Find value of $(a^2-1) \tan^2 A + (1-b^2) \tan^2 B$

Question

Find value of $(a^2-1) \tan^2 A + (1-b^2) \tan^2 B$

given $\sin A =a \cos B$ and $\cos A =b \sin B$.

I squared and added conditions to get $a^2 \cos^2 B + b^2 \sin^2 B = 1$. How do i proceed?
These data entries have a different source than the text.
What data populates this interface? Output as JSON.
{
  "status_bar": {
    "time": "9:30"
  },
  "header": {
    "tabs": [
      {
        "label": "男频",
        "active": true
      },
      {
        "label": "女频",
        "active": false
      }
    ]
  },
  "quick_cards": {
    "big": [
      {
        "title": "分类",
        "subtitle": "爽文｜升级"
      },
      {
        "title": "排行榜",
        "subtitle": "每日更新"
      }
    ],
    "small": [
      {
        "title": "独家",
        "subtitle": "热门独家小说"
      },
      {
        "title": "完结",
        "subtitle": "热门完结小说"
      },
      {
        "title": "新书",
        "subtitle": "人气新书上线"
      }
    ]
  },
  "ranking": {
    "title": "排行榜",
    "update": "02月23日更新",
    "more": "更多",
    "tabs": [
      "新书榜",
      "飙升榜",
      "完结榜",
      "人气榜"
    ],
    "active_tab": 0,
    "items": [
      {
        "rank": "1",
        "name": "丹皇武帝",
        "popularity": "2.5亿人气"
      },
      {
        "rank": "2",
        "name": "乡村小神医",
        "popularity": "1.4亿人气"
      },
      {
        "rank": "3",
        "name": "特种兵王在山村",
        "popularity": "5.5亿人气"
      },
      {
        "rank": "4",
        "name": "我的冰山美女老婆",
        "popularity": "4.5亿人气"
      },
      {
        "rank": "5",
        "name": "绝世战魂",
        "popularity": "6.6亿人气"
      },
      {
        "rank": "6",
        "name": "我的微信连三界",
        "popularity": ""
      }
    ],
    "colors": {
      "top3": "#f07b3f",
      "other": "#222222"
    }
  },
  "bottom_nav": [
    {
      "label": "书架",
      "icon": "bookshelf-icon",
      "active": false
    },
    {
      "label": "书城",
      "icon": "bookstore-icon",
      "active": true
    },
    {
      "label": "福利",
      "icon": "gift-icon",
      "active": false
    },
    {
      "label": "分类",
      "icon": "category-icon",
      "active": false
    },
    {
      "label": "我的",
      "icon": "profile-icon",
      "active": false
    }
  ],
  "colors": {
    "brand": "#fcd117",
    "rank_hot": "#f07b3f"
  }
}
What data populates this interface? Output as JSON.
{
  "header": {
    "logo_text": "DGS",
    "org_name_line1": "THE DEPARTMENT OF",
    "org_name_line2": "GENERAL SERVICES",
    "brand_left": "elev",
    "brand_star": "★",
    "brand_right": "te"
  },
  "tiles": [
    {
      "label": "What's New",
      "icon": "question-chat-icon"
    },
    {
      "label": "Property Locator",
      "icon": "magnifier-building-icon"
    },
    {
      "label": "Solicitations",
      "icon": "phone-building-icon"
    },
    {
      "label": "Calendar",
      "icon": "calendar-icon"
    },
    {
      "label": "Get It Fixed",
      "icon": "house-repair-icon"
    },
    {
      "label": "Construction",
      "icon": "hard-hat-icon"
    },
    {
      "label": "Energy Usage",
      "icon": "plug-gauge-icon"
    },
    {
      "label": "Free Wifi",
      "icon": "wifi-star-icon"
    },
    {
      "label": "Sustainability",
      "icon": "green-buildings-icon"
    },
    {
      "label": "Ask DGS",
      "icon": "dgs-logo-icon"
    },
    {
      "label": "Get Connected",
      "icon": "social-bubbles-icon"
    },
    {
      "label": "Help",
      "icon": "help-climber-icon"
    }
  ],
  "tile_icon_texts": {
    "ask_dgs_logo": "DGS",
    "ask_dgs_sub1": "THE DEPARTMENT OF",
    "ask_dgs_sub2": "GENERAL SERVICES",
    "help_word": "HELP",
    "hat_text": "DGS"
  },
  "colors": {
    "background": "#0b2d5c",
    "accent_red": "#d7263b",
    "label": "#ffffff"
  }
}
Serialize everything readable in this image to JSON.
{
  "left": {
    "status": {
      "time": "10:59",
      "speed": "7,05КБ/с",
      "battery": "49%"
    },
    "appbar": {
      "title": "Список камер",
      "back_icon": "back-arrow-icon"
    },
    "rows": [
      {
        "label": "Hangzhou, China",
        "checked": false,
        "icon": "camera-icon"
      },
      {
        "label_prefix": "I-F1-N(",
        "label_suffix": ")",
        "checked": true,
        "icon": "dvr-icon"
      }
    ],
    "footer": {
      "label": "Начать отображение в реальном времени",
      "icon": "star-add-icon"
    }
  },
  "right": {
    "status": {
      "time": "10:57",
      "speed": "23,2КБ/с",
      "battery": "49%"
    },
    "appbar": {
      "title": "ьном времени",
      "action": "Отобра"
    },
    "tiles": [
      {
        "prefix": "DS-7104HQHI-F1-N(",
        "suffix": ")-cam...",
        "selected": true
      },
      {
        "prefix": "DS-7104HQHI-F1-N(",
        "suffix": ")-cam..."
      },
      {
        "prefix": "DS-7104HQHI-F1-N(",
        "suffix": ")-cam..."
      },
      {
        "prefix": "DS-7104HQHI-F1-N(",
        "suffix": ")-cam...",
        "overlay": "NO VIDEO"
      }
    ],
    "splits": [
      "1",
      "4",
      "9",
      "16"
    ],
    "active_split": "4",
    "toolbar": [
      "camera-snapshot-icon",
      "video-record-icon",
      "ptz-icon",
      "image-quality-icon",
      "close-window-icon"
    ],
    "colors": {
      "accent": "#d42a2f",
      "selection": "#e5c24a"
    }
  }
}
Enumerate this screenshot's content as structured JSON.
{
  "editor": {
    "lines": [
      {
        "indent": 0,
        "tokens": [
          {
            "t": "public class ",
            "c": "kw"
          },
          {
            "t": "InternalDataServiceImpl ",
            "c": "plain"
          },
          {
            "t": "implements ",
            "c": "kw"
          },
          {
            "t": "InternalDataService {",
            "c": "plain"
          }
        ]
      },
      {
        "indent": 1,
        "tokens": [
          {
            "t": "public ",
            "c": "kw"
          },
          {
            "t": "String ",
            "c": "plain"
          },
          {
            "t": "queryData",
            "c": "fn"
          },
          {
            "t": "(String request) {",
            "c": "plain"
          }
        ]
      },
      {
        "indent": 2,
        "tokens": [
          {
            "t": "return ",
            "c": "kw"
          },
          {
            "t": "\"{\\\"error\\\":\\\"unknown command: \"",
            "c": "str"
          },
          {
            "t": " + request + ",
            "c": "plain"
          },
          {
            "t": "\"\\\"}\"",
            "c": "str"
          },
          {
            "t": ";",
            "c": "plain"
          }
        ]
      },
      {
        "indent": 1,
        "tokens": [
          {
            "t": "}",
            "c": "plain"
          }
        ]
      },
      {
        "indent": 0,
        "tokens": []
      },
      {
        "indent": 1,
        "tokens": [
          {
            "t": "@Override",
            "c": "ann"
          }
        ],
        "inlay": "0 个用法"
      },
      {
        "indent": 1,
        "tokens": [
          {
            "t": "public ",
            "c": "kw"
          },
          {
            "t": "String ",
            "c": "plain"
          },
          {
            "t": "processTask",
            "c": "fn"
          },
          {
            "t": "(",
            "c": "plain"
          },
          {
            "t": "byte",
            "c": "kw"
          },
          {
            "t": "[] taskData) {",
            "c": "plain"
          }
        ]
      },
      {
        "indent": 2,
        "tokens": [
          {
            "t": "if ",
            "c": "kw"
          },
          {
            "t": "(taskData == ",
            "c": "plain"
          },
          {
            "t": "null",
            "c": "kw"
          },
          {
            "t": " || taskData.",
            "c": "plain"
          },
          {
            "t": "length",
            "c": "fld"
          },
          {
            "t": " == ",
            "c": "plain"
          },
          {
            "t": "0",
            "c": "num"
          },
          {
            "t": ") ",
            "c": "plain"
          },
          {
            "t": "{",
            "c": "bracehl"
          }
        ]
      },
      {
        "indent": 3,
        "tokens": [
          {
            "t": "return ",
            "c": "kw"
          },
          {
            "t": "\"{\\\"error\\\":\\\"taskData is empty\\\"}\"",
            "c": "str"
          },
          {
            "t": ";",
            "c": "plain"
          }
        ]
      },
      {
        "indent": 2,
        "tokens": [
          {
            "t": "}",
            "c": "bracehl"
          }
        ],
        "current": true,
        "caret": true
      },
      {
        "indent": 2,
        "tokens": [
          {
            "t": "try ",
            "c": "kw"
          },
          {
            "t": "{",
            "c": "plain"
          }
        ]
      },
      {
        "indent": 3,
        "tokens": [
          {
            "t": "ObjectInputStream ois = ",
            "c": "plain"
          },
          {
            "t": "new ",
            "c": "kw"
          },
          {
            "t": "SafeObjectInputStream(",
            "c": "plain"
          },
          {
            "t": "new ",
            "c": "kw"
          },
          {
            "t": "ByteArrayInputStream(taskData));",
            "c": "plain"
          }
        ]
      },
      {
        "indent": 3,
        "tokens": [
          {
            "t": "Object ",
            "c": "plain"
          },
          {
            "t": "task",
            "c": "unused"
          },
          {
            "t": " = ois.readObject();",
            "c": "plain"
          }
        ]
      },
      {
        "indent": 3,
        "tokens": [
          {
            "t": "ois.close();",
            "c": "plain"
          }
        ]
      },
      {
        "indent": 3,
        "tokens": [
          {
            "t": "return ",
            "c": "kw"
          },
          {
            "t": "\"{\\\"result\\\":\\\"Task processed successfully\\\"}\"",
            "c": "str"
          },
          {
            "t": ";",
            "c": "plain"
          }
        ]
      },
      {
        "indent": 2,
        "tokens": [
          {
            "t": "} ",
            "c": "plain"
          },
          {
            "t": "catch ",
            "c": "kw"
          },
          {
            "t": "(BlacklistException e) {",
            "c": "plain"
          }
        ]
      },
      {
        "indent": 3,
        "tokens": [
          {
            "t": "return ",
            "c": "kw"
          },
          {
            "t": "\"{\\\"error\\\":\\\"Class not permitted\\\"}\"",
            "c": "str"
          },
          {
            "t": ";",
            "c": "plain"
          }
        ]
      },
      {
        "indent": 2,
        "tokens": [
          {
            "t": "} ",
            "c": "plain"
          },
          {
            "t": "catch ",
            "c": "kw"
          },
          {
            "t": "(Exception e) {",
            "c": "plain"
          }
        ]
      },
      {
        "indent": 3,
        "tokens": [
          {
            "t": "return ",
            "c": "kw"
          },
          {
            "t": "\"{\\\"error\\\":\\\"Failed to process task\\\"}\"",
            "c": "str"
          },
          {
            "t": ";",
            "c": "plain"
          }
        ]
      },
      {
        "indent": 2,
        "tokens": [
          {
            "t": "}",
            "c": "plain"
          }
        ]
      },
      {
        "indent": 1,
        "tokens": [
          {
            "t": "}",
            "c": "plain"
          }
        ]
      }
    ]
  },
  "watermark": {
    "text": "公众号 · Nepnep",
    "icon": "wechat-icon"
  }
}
Thanks

Answer 1

$a=\dfrac{\sin A}{\cos B}$ and $b=\dfrac{\cos A}{\sin B}$ then $$(a^2-1) \tan^2 A + (1-b^2) \tan^2 B=\frac{\sin^2A-\cos^2B}{\cos^2A\cos^2B}=\tan^2 A\tan^2 B-1=\frac{a^2}{b^2}-1$$ because $$\frac{a}{b}=\frac{\dfrac{\sin A}{\cos B}}{\dfrac{\cos A}{\sin B}}=\tan A\tan B$$

Answer 2

HINT:

$$a^2 \cos^2 B + b^2 \sin^2 B =1= \cos^2 B + \sin^2 B$$

$$\iff(a^2-1)\cos^2B=(1-b^2)\sin^2B$$

$$\iff\tan^2B=\dfrac{a^2-1}{1-b^2}$$

Now $\tan A=\cdots=\dfrac{a\cos B}{b\sin B}=\dfrac a{b\tan B}=\cdots$